Geheimdienste führen auch in demokratischen Staaten ein Eigenleben. Und oft genug protegieren sie die extreme Rechte, wie Christoph Ruf weiß. Adolf Eichmann wurde 1962 erhängt. Der Mann, der die Handlungsanweisungen für die Eichmänner des dritten Reiches verfasst hatte, sollte indes zeitlebens als ehrenwerter Demokrat und gar als Widerstandskämpfer gelten.
Dabei hatte Hans Globke den maßgeblichen Kommentar zu den Nürnberger Rassengesetzen, der – zynisch formuliert – Gebrauchsanleitung zum Holocaust, ausgearbeitet. Er wurde dennoch die rechte Hand von Konrad Adenauer, der bekanntlich »kein schmutziges Wasser wegschütten wollte, wenn Sie noch kein frisches haben«. Die Globke-Legende sollte mit aller Macht aufrechterhalten werden. Mittels des Bundesnachrichtendienstes (BND) wurde beim Eichmann-Prozess in Jerusalem also ein Spitzel in die Verteidigung eingeschleust, der mithalf, dass in Eichmann ein Einzelner verurteilt wurde, während ein Mann, der für dessen Taten politisch (mit-)verantwortlich war, weiter eine wertvolle Stütze der Bonner Republik blieb.

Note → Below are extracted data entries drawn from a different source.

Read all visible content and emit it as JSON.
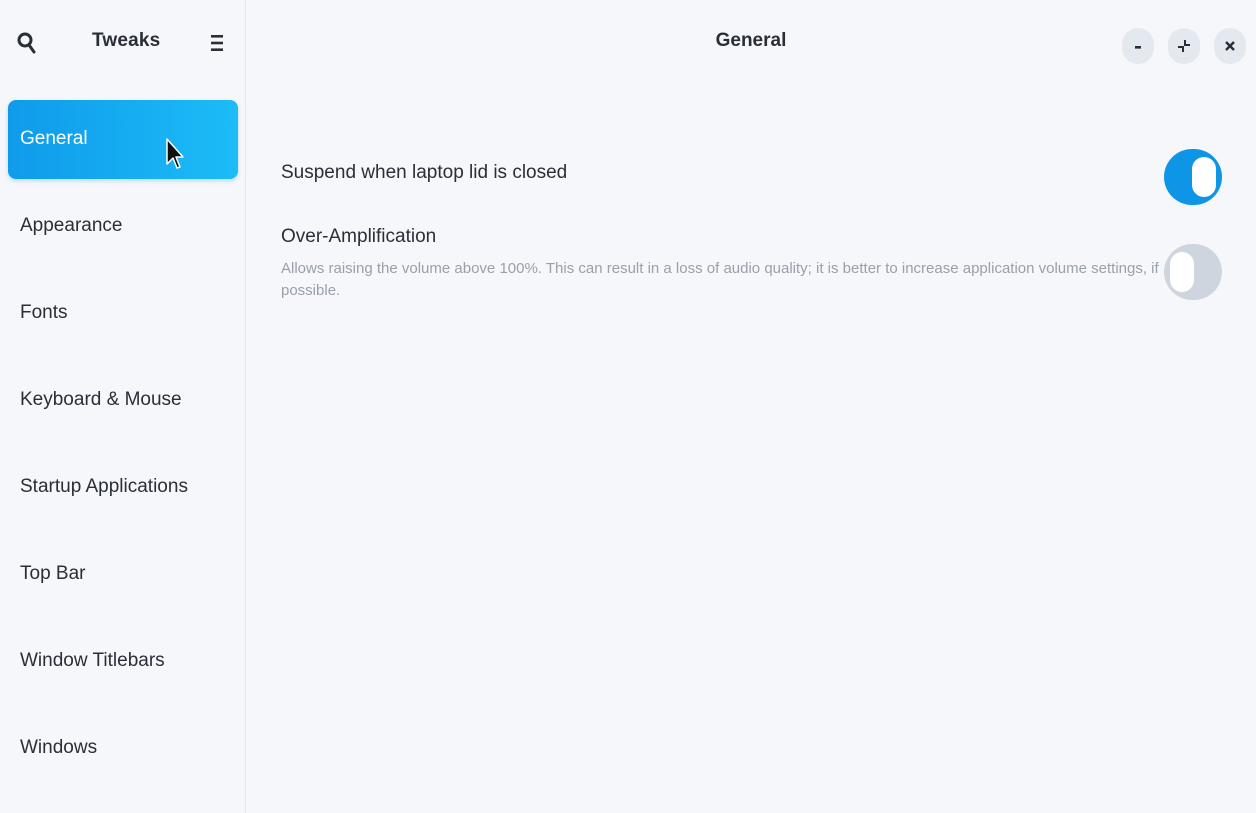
{
  "sidebar": {
    "title": "Tweaks",
    "items": [
      {
        "label": "General"
      },
      {
        "label": "Appearance"
      },
      {
        "label": "Fonts"
      },
      {
        "label": "Keyboard & Mouse"
      },
      {
        "label": "Startup Applications"
      },
      {
        "label": "Top Bar"
      },
      {
        "label": "Window Titlebars"
      },
      {
        "label": "Windows"
      }
    ],
    "active_index": 0
  },
  "main": {
    "title": "General",
    "settings": [
      {
        "label": "Suspend when laptop lid is closed",
        "enabled": true
      },
      {
        "label": "Over-Amplification",
        "description": "Allows raising the volume above 100%. This can result in a loss of audio quality; it is better to increase application volume settings, if possible.",
        "enabled": false
      }
    ]
  },
  "icons": {
    "search": "search-icon",
    "menu": "hamburger-menu-icon",
    "minimize": "minimize-icon",
    "restore": "restore-icon",
    "close": "close-icon"
  },
  "colors": {
    "accent": "#0f95e6",
    "accent_light": "#1cbcf7",
    "toggle_off": "#cfd5de",
    "background": "#f5f7fb",
    "description": "#9aa0aa"
  }
}
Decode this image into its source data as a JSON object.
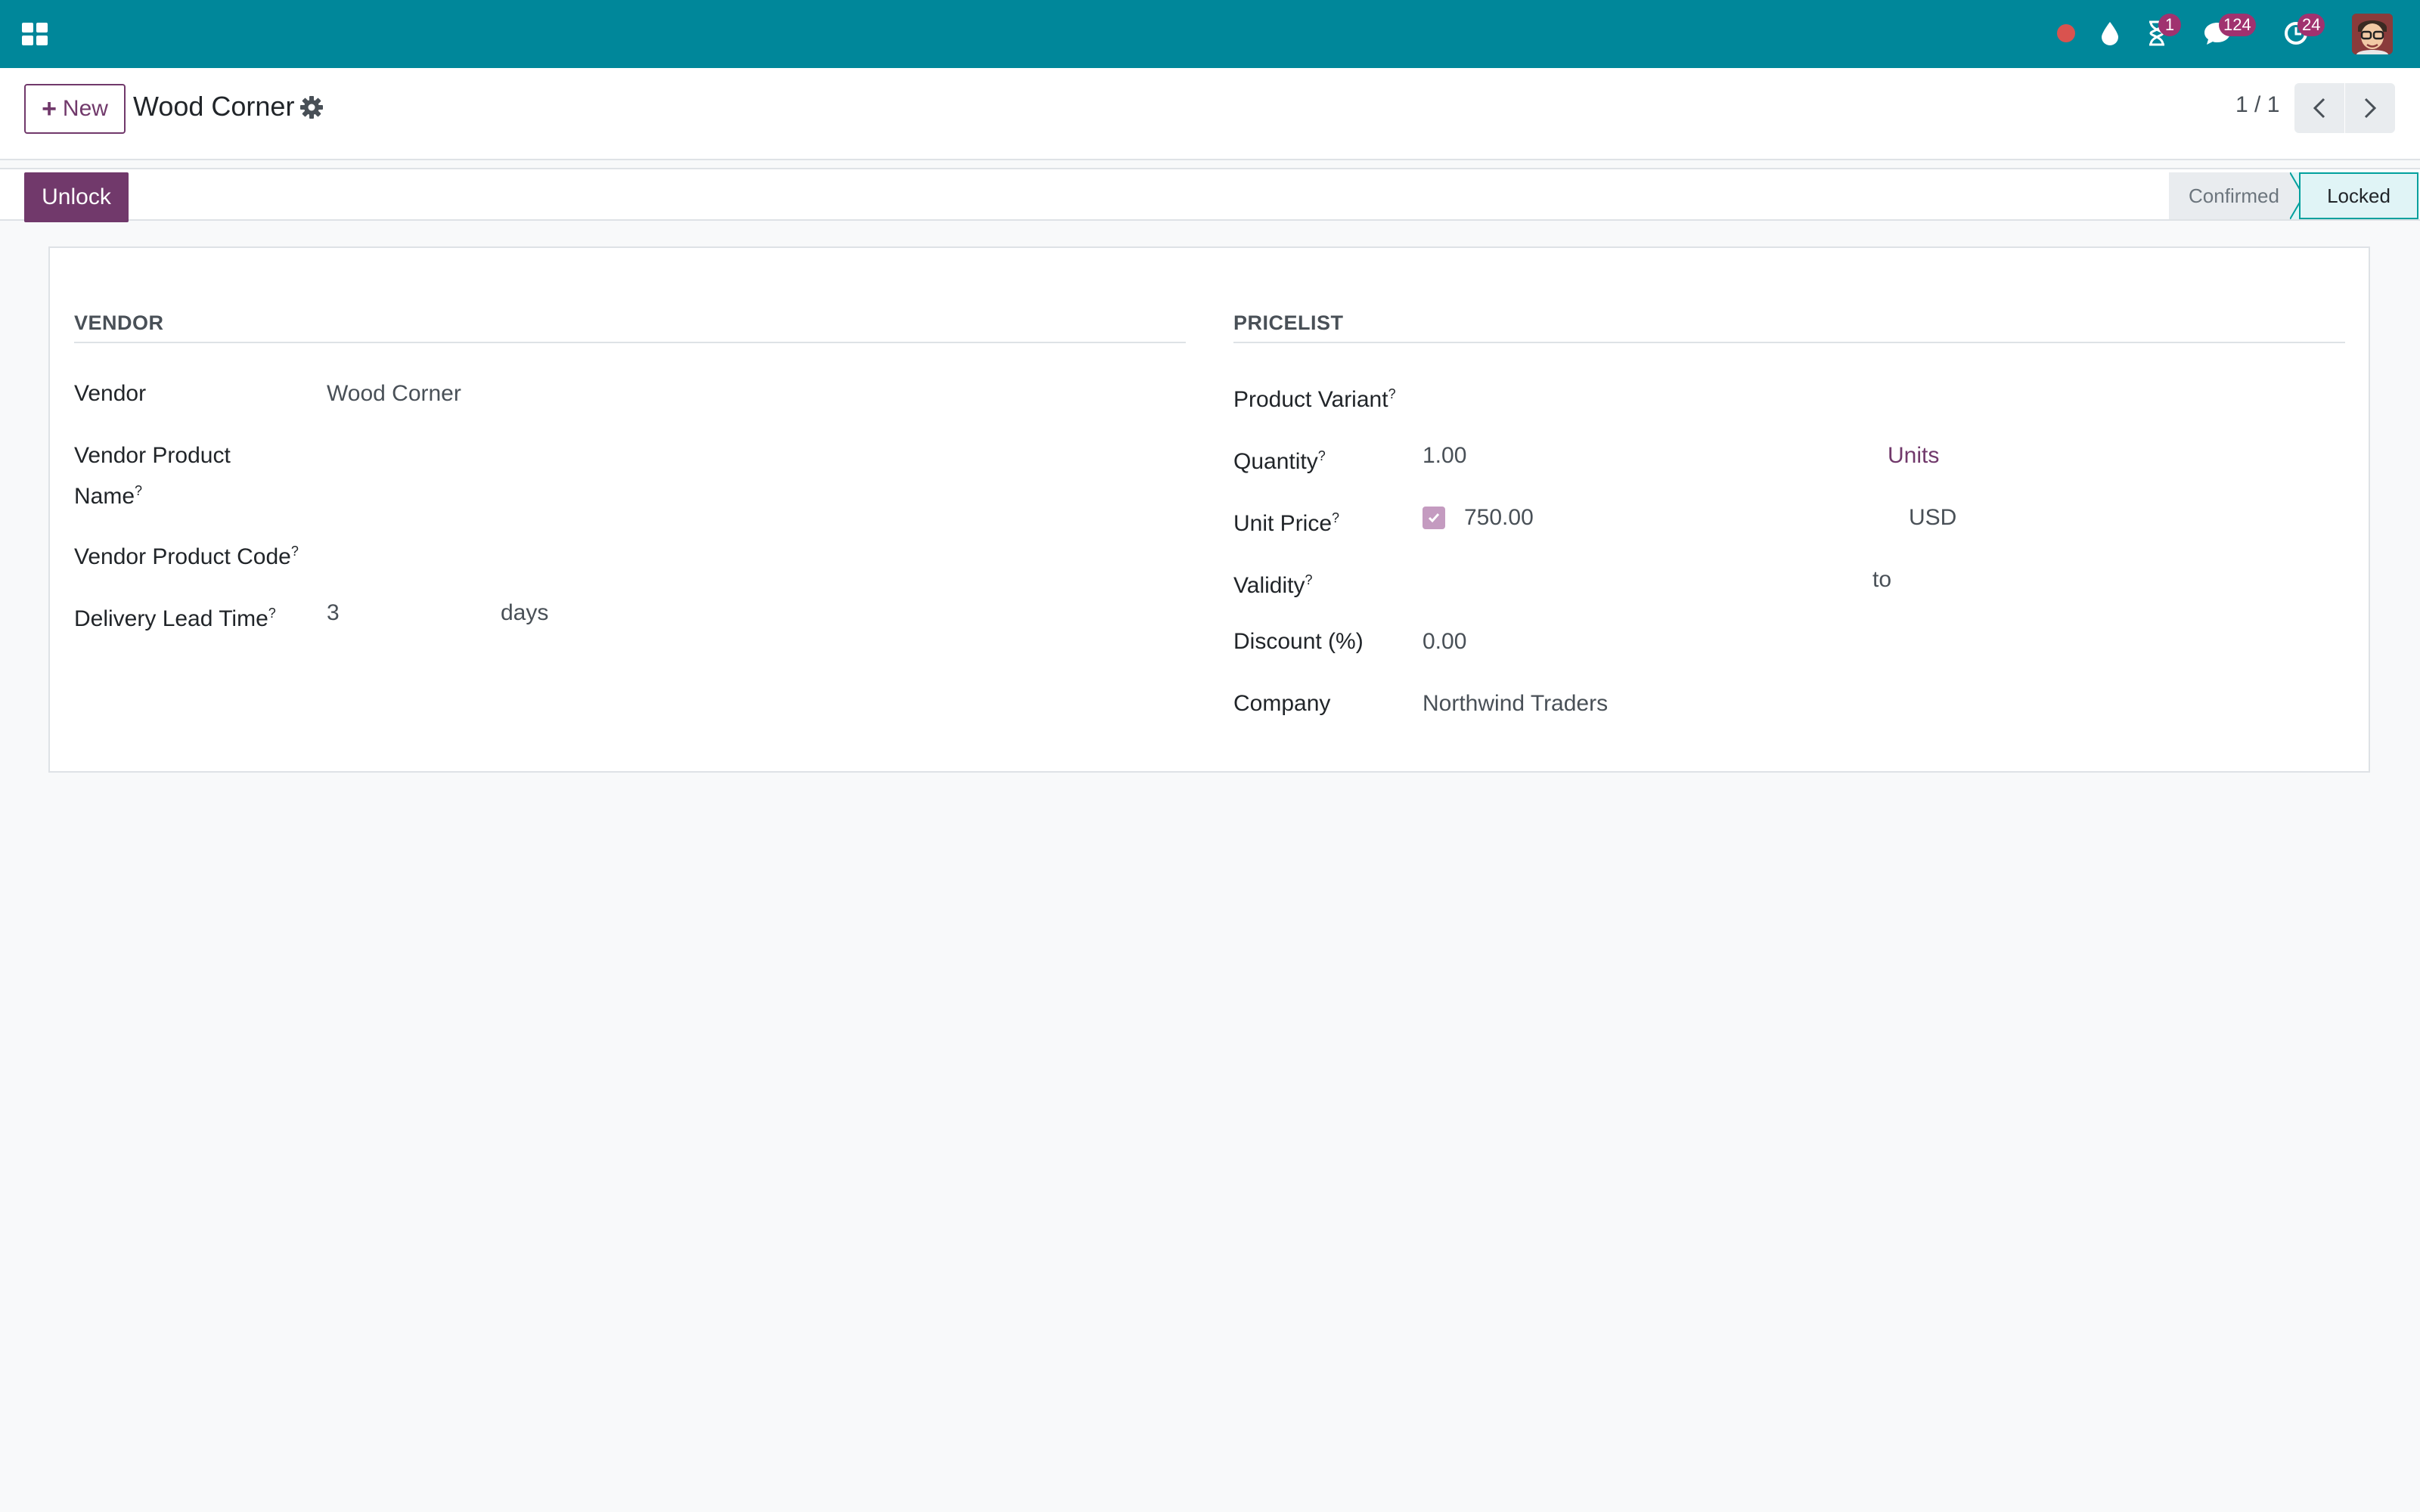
{
  "navbar": {
    "apps_icon": "apps-grid-icon",
    "icons": [
      {
        "name": "record-dot-icon",
        "color": "#d9534f"
      },
      {
        "name": "droplet-icon"
      },
      {
        "name": "hourglass-icon",
        "badge": "1"
      },
      {
        "name": "chat-icon",
        "badge": "124"
      },
      {
        "name": "activity-clock-icon",
        "badge": "24"
      }
    ],
    "avatar": "user-avatar"
  },
  "control_panel": {
    "new_button": "New",
    "title": "Wood Corner",
    "pager": "1 / 1"
  },
  "statusbar": {
    "unlock_button": "Unlock",
    "stages": [
      "Confirmed",
      "Locked"
    ],
    "active_stage": "Locked"
  },
  "form": {
    "vendor_section": {
      "title": "VENDOR",
      "fields": {
        "vendor": {
          "label": "Vendor",
          "value": "Wood Corner"
        },
        "vendor_product_name": {
          "label_line1": "Vendor Product",
          "label_line2": "Name",
          "help": "?"
        },
        "vendor_product_code": {
          "label": "Vendor Product Code",
          "help": "?"
        },
        "delivery_lead_time": {
          "label": "Delivery Lead Time",
          "help": "?",
          "value": "3",
          "unit": "days"
        }
      }
    },
    "pricelist_section": {
      "title": "PRICELIST",
      "fields": {
        "product_variant": {
          "label": "Product Variant",
          "help": "?"
        },
        "quantity": {
          "label": "Quantity",
          "help": "?",
          "value": "1.00",
          "unit": "Units"
        },
        "unit_price": {
          "label": "Unit Price",
          "help": "?",
          "value": "750.00",
          "currency": "USD",
          "checked": true
        },
        "validity": {
          "label": "Validity",
          "help": "?",
          "separator": "to"
        },
        "discount": {
          "label": "Discount (%)",
          "value": "0.00"
        },
        "company": {
          "label": "Company",
          "value": "Northwind Traders"
        }
      }
    }
  },
  "colors": {
    "navbar": "#00879a",
    "primary": "#71396b",
    "badge": "#a0326f",
    "active_stage_border": "#00a09d"
  }
}
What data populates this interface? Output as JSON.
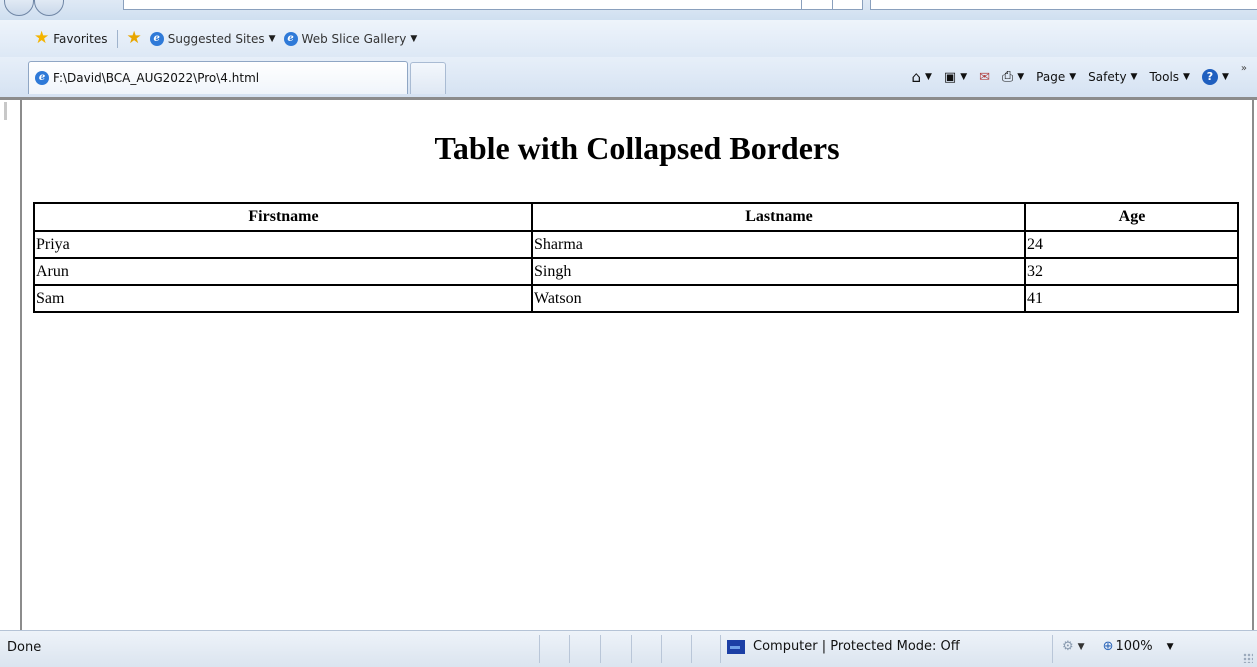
{
  "browser": {
    "favorites_bar": {
      "favorites_label": "Favorites",
      "items": [
        {
          "label": "Suggested Sites"
        },
        {
          "label": "Web Slice Gallery"
        }
      ]
    },
    "tab": {
      "title": "F:\\David\\BCA_AUG2022\\Pro\\4.html"
    },
    "command_bar": {
      "page_label": "Page",
      "safety_label": "Safety",
      "tools_label": "Tools"
    },
    "status_bar": {
      "status_text": "Done",
      "zone_text": "Computer | Protected Mode: Off",
      "zoom": "100%"
    }
  },
  "page": {
    "title": "Table with Collapsed Borders",
    "table": {
      "headers": [
        "Firstname",
        "Lastname",
        "Age"
      ],
      "rows": [
        [
          "Priya",
          "Sharma",
          "24"
        ],
        [
          "Arun",
          "Singh",
          "32"
        ],
        [
          "Sam",
          "Watson",
          "41"
        ]
      ]
    }
  }
}
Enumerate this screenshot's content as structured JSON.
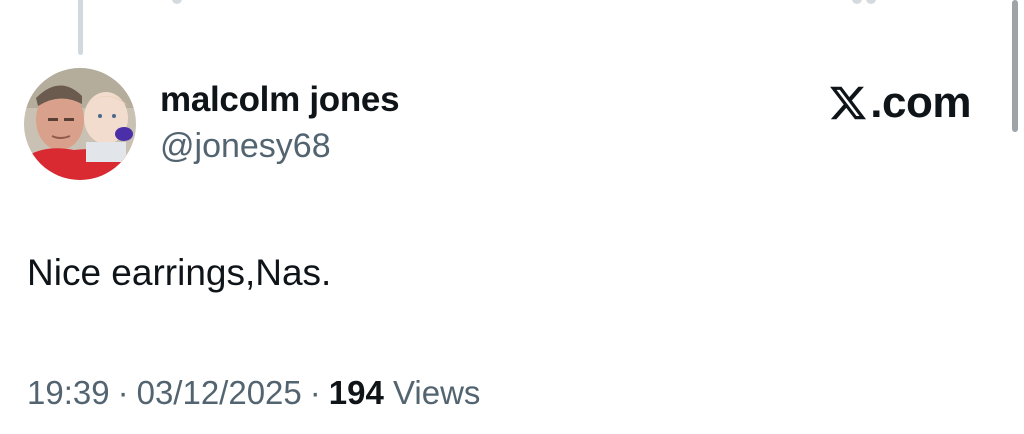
{
  "tweet": {
    "author": {
      "display_name": "malcolm jones",
      "handle": "@jonesy68",
      "avatar": "profile-photo"
    },
    "brand": {
      "logo_text": ".com",
      "logo_icon": "x-logo-icon"
    },
    "text": "Nice earrings,Nas.",
    "time": "19:39",
    "date": "03/12/2025",
    "separator": "·",
    "views_count": "194",
    "views_label": "Views"
  },
  "colors": {
    "text_primary": "#0f1419",
    "text_secondary": "#536471",
    "thread_line": "#cfd9de"
  }
}
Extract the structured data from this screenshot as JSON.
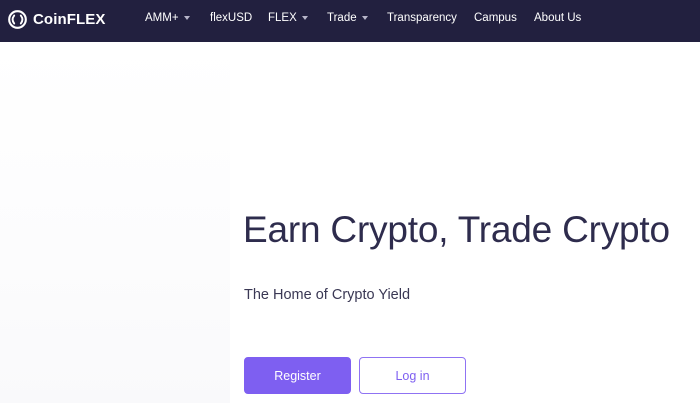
{
  "brand": {
    "name": "CoinFLEX"
  },
  "nav": {
    "items": [
      {
        "label": "AMM+",
        "has_dropdown": true
      },
      {
        "label": "flexUSD",
        "has_dropdown": false
      },
      {
        "label": "FLEX",
        "has_dropdown": true
      },
      {
        "label": "Trade",
        "has_dropdown": true
      },
      {
        "label": "Transparency",
        "has_dropdown": false
      },
      {
        "label": "Campus",
        "has_dropdown": false
      },
      {
        "label": "About Us",
        "has_dropdown": false
      }
    ]
  },
  "hero": {
    "title": "Earn Crypto, Trade Crypto",
    "subtitle": "The Home of Crypto Yield",
    "register_label": "Register",
    "login_label": "Log in"
  },
  "colors": {
    "nav_background": "#22203f",
    "accent": "#7e5ff1",
    "heading": "#2e2c4d"
  },
  "icons": {
    "logo": "coinflex-logo-icon",
    "dropdown": "caret-down-icon"
  }
}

Als Eichmann, der wusste, dass er bald gehängt werden würde, Globkes Schuld benannte, wurde die Veröffentlichung des entsprechenden Zitates in einer Münchner Illustrierten von Staats wegen verhindert. Das Buch des Historikers Klaus-Dietmar Henke, das all das aufarbeitet, ist dieser Tage erschienen. 81 Jahre, nach dem Ende des Zweiten Weltkrieges. Bis zum Tod des besagten Spitzels 2025 galt in dieser Angelegenheit eine staatlich verordnete Omertà.